Princess Charlene of Monaco will be at Turffontein for a meeting that includes the R1 million HSH Princess Charlene Empress Club Stakes as well as two Maiden Plates she sponsors, which each carry a purse of R250 000.

“It’s really great to have some of the top fillies in the country coming to Turffontein for this race, including last season’s Horse-ofthe-Year Oh Susanna,” said Davis.

“She is one of the highest-rated horses in the country and will be challenged by some of the best up-and-coming three-year-olds around. It should be a fantastic day’s racing.”

Davis is from a racing family. His parents and grandparents were owners and breeders in the Eastern Cape.

“I was born and bred on a stud farm so I was studying form and pedigrees before I could read, and riding horses before I could walk.

“My first 20 years were spent on a stud farm so I was always going to be bitten by the racing bug.”

Studying law at Rhodes University he flew up to Joburg to work for Delta Bloodstock during holiday breaks.

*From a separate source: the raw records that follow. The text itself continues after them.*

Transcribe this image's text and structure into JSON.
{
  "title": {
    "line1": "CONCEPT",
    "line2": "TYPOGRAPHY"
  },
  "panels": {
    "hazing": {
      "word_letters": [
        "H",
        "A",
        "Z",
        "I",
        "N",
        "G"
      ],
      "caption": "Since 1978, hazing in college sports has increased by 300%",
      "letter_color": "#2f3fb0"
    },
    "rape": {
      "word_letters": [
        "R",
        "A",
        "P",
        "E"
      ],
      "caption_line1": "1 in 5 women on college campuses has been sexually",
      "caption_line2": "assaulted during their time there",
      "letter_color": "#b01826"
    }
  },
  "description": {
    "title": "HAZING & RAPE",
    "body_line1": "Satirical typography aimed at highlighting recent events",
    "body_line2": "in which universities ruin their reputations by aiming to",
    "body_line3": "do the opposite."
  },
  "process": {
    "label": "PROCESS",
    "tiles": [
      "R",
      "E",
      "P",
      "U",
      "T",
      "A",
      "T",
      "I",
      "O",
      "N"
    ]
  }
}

“I didn’t go on to do the LLB bit because I was too keen to get into racing. I used to spend my vacs studying pedigrees and earning a few bob.”

He then saw an advertisement looking for management trainees coming through the ranks.

“I got the one at Newmarket Racecourse where I spent five years and ended up as the assistant general manager.”

He travelled a lot, completing a management course in Kentucky in the US, as well as places like Japan and Hong Kong.

“I was lucky to be given those opportunities in my early 20s.”

He then became the first chief executive of the Racing Association in the late 1990s.

After two years he got a call asking him to run Plumpton Racecourse in the UK, where he spent eight years before moving back to become Phumelela’s racing executive from 2008 to 2015.

“I got a call from Nick Craven of Weatherbys in the United Kingdom. They had been searching for a racing director for over a year and asked if I was interested in the job.

“I saw it as great opportunity, working for a company that’s been in business since 1770.

“They do all the admin for British racing.”